Да, он стоял возле широкого окна, свет из которого резал глаза, мешая разглядеть — что же дальше. Само по себе это было достойно удивления. Однако существовало.
Потом что-то дрогнуло, картина изменилась, став более реальной… Наверное, Клоб просыпался.
Он проваливался сквозь окно и свет, о чем-то сожалея и чего-то пугаясь, в ожидании неизбежного конца…
Однако на этот раз все стало слишком уж реально…
Сон кончился.
Гомонили пассажиры, временами сквозь шум прорывался крик кондуктора. Пахло “Огуречным лосьоном” и “Беломором”, рублями и трешками, а еще керосином. Потом запахло чем-то трудноопределимым. Этот непонятный запах вскоре заглушил все прочие.
И тут же Клобу наступили на ногу. Он вскрикнул, открыв глаза, и увидел, что это гнусное действие произвела огромная старуха в синем трикотажном костюме. Дернул ногой, пытаясь освободиться. Лицо старухи дрогнуло, но чудовищная галоша не сдвинулась ни на миллиметр.
— Слушайте! — крикнул Клоб. — Отпустите мне ногу! Ну, я прошу вас! Ну, что вам стоит! Я же вам ничего плохого не сделал!
Однако старуха стояла непоколебимо. И длилось это целую вечность, за которую Клоб успел с сожалением подумать, что когда-то она была красивой девушкой. И конечно же, ее кто-то любил, ночей не спал. И, черт возьми, до чего же ей трудно поверить сейчас, что все это когда-то было. И, конечно же, катастрофа — ощущать, как стройное нежное тело постепенно, но неотвратимо изменяется. Выпадают зубы, волосы, нет уже гладкой кожи. И мужчины не провожают взглядами. И тогда начинаешь понимать, что это — старость.
Да, ей можно посочувствовать. Но я — то почему должен страдать? Ой, как больно!
Трамвай остановился. Клоб дернулся, попытался опереться спиной о стенку и столкнуть нахальную старуху свободной ногой, но не тут-то было.
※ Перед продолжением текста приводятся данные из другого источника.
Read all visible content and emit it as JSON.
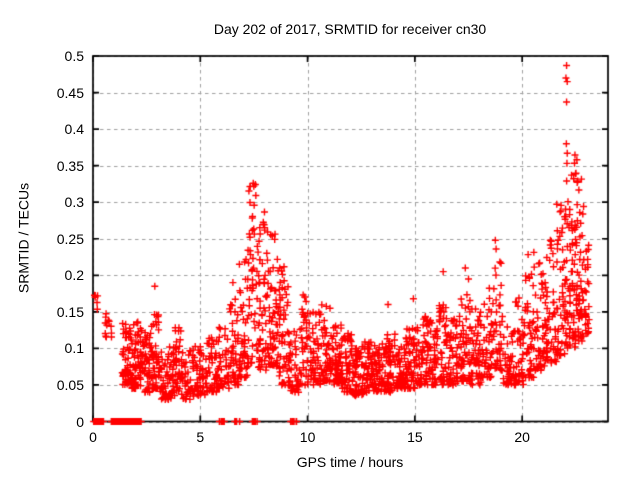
{
  "title": "Day 202 of 2017, SRMTID for receiver cn30",
  "x_axis": {
    "label": "GPS time / hours",
    "min": 0,
    "max": 24,
    "tick_values": [
      0,
      5,
      10,
      15,
      20
    ],
    "tick_labels": [
      "0",
      "5",
      "10",
      "15",
      "20"
    ]
  },
  "y_axis": {
    "label": "SRMTID / TECUs",
    "min": 0,
    "max": 0.5,
    "tick_values": [
      0,
      0.05,
      0.1,
      0.15,
      0.2,
      0.25,
      0.3,
      0.35,
      0.4,
      0.45,
      0.5
    ],
    "tick_labels": [
      "0",
      "0.05",
      "0.1",
      "0.15",
      "0.2",
      "0.25",
      "0.3",
      "0.35",
      "0.4",
      "0.45",
      "0.5"
    ]
  },
  "colors": {
    "marker": "#ff0000",
    "grid": "#a0a0a0",
    "frame": "#000000",
    "background": "#ffffff",
    "text": "#000000"
  },
  "chart_data": {
    "type": "scatter",
    "marker": "plus",
    "title": "Day 202 of 2017, SRMTID for receiver cn30",
    "xlabel": "GPS time / hours",
    "ylabel": "SRMTID / TECUs",
    "xlim": [
      0,
      24
    ],
    "ylim": [
      0,
      0.5
    ],
    "grid": "dashed-at-every-tick",
    "legend": "none",
    "seed": 42,
    "description": "Dense scatter of SRMTID vs GPS time; quiet band ~0.04-0.15 TECU through most of day, activity peak 7-9h reaching 0.33, strongest peak 22-23h reaching 0.49, clusters of exact-zero values plotted on the x-axis before 2.3h and isolated zero clusters near 5.9, 6.7, 7.5 and 9.3h",
    "clusters": [
      [
        0.03,
        0.28,
        0.148,
        0.176,
        5,
        1.0
      ],
      [
        0.55,
        0.92,
        0.115,
        0.155,
        12,
        1.2
      ],
      [
        1.35,
        1.8,
        0.05,
        0.135,
        60,
        1.6
      ],
      [
        1.8,
        2.25,
        0.045,
        0.14,
        60,
        1.7
      ],
      [
        2.25,
        2.7,
        0.04,
        0.125,
        50,
        1.6
      ],
      [
        2.7,
        3.1,
        0.045,
        0.15,
        50,
        1.7
      ],
      [
        3.1,
        3.65,
        0.03,
        0.105,
        48,
        1.5
      ],
      [
        3.65,
        4.15,
        0.035,
        0.13,
        50,
        1.6
      ],
      [
        4.15,
        4.7,
        0.03,
        0.1,
        42,
        1.5
      ],
      [
        4.7,
        5.3,
        0.035,
        0.105,
        48,
        1.5
      ],
      [
        5.3,
        5.8,
        0.04,
        0.115,
        45,
        1.5
      ],
      [
        5.8,
        6.35,
        0.045,
        0.135,
        48,
        1.6
      ],
      [
        6.35,
        6.8,
        0.05,
        0.17,
        45,
        1.7
      ],
      [
        6.8,
        7.2,
        0.06,
        0.225,
        45,
        1.8
      ],
      [
        7.2,
        7.7,
        0.08,
        0.33,
        55,
        1.8
      ],
      [
        7.7,
        8.15,
        0.07,
        0.3,
        55,
        1.8
      ],
      [
        8.15,
        8.65,
        0.075,
        0.26,
        60,
        1.6
      ],
      [
        8.65,
        9.1,
        0.05,
        0.215,
        50,
        1.6
      ],
      [
        9.1,
        9.6,
        0.04,
        0.125,
        45,
        1.5
      ],
      [
        9.6,
        10.1,
        0.05,
        0.175,
        45,
        1.7
      ],
      [
        10.1,
        10.6,
        0.05,
        0.155,
        50,
        1.6
      ],
      [
        10.6,
        11.1,
        0.055,
        0.16,
        50,
        1.6
      ],
      [
        11.1,
        11.6,
        0.05,
        0.135,
        55,
        1.5
      ],
      [
        11.6,
        12.1,
        0.04,
        0.125,
        55,
        1.5
      ],
      [
        12.1,
        12.6,
        0.035,
        0.105,
        55,
        1.4
      ],
      [
        12.6,
        13.1,
        0.04,
        0.11,
        55,
        1.4
      ],
      [
        13.1,
        13.6,
        0.04,
        0.11,
        55,
        1.4
      ],
      [
        13.6,
        14.1,
        0.04,
        0.12,
        55,
        1.4
      ],
      [
        14.1,
        14.6,
        0.045,
        0.115,
        55,
        1.5
      ],
      [
        14.6,
        15.1,
        0.045,
        0.13,
        55,
        1.5
      ],
      [
        15.1,
        15.6,
        0.05,
        0.15,
        50,
        1.6
      ],
      [
        15.6,
        16.1,
        0.05,
        0.14,
        50,
        1.5
      ],
      [
        16.1,
        16.6,
        0.05,
        0.16,
        50,
        1.6
      ],
      [
        16.6,
        17.1,
        0.05,
        0.145,
        50,
        1.5
      ],
      [
        17.1,
        17.6,
        0.055,
        0.18,
        50,
        1.6
      ],
      [
        17.6,
        18.1,
        0.05,
        0.155,
        50,
        1.5
      ],
      [
        18.1,
        18.6,
        0.06,
        0.19,
        48,
        1.6
      ],
      [
        18.6,
        19.05,
        0.07,
        0.245,
        42,
        1.7
      ],
      [
        19.05,
        19.6,
        0.05,
        0.15,
        45,
        1.5
      ],
      [
        19.6,
        20.1,
        0.05,
        0.175,
        48,
        1.6
      ],
      [
        20.1,
        20.6,
        0.06,
        0.235,
        50,
        1.7
      ],
      [
        20.6,
        21.1,
        0.07,
        0.225,
        50,
        1.6
      ],
      [
        21.1,
        21.6,
        0.08,
        0.25,
        52,
        1.6
      ],
      [
        21.6,
        22.05,
        0.09,
        0.3,
        52,
        1.6
      ],
      [
        22.05,
        22.5,
        0.1,
        0.375,
        65,
        1.5
      ],
      [
        22.5,
        22.9,
        0.11,
        0.345,
        60,
        1.5
      ],
      [
        22.9,
        23.15,
        0.12,
        0.26,
        25,
        1.4
      ]
    ],
    "zero_runs": [
      [
        0.0,
        0.5,
        55
      ],
      [
        0.85,
        2.25,
        150
      ],
      [
        5.85,
        6.15,
        10
      ],
      [
        6.6,
        6.9,
        10
      ],
      [
        7.4,
        7.7,
        10
      ],
      [
        9.2,
        9.5,
        10
      ]
    ],
    "outliers": [
      [
        0.1,
        0.17
      ],
      [
        2.88,
        0.185
      ],
      [
        6.52,
        0.19
      ],
      [
        13.75,
        0.16
      ],
      [
        14.93,
        0.168
      ],
      [
        16.32,
        0.205
      ],
      [
        17.35,
        0.21
      ],
      [
        17.5,
        0.195
      ],
      [
        18.75,
        0.248
      ],
      [
        22.07,
        0.487
      ],
      [
        22.04,
        0.47
      ],
      [
        22.1,
        0.465
      ],
      [
        22.07,
        0.437
      ],
      [
        22.06,
        0.38
      ],
      [
        22.1,
        0.367
      ],
      [
        22.3,
        0.337
      ],
      [
        22.55,
        0.358
      ]
    ]
  }
}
Больше ничего придумать не успел. В трамвай хлынула толпа. Клоба стиснули. Небритый дядька в помятой мушкетерской шляпе и зеленом фраке, с сеткой пустых бутылок в руках, сейчас же попытался поставить ее на голову Клобу, но промахнулся и водрузил ее на спинку сиденья.
С другой стороны к Клобу прижался двухметровый кузнечик в черных очках и с японским зонтиком.
— Люди! — взвыл Клоб. — Погибаю! Спасите!
Но было поздно. Трамвай тронулся. В окне мелькнуло покосившееся здание театра отпора и берета, потом голубые башенки дворца звукосочетания, увенчанный треуголкой усатый солдат с вилами наперевес. Замелькали полосатые столбики. Трамвай мчался и мчался…
Клоб понял, что погиб окончательно, и закричал:
— Люди! Ратуйте! На помощь! Спасите ветерана двух картофелеуборочных кампаний!
Трамвай резко остановился. Все, кто стоял в проходе, в том числе и чудовищная старуха, рухнули друг на друга и покатились к передним дверям.
Клоб ощутил, что свободен, и резво сорвавшись с места, выскочил на улицу. Там он врезался в толпу, окружавшую водителя, который осматривал правую переднюю трамвайную ногу.
Вдоволь на нее наглядевшись, он закурил сигарету и пробормотал:
— Так я и знал, опять заноза.
По толпе пробежал шепоток. А кто-то довольно громко и негодующе сказал: “Ну, это надолго”.
Клоб плюнул и, прихрамывая, пошел домой. Свернув для того, чтобы сократить путь, в проходной двор, он чуть не налетел на какое-то громадное существо. В руке оно сжимало граненый стакан, наполненный на одну треть беловатой жидкостью.
— Лазют тут всякие, — проворчало существо. — Не дают людям проходить курс лечения. Ишь, напялил шляпу, шары твои бесстыжие.
Клоб трусливо прошмыгнул мимо и побежал, слыша за спиной какие-то малопонятные ругательства.
На улице он едва не затоптал процессию полосатых, покрытых длинным мехом гусениц, во главе которой шел Чрезвычайно важный дятел. Поневоле сбавив, ход, Клоб стал оглядываться, выискивая знакомые ориентиры.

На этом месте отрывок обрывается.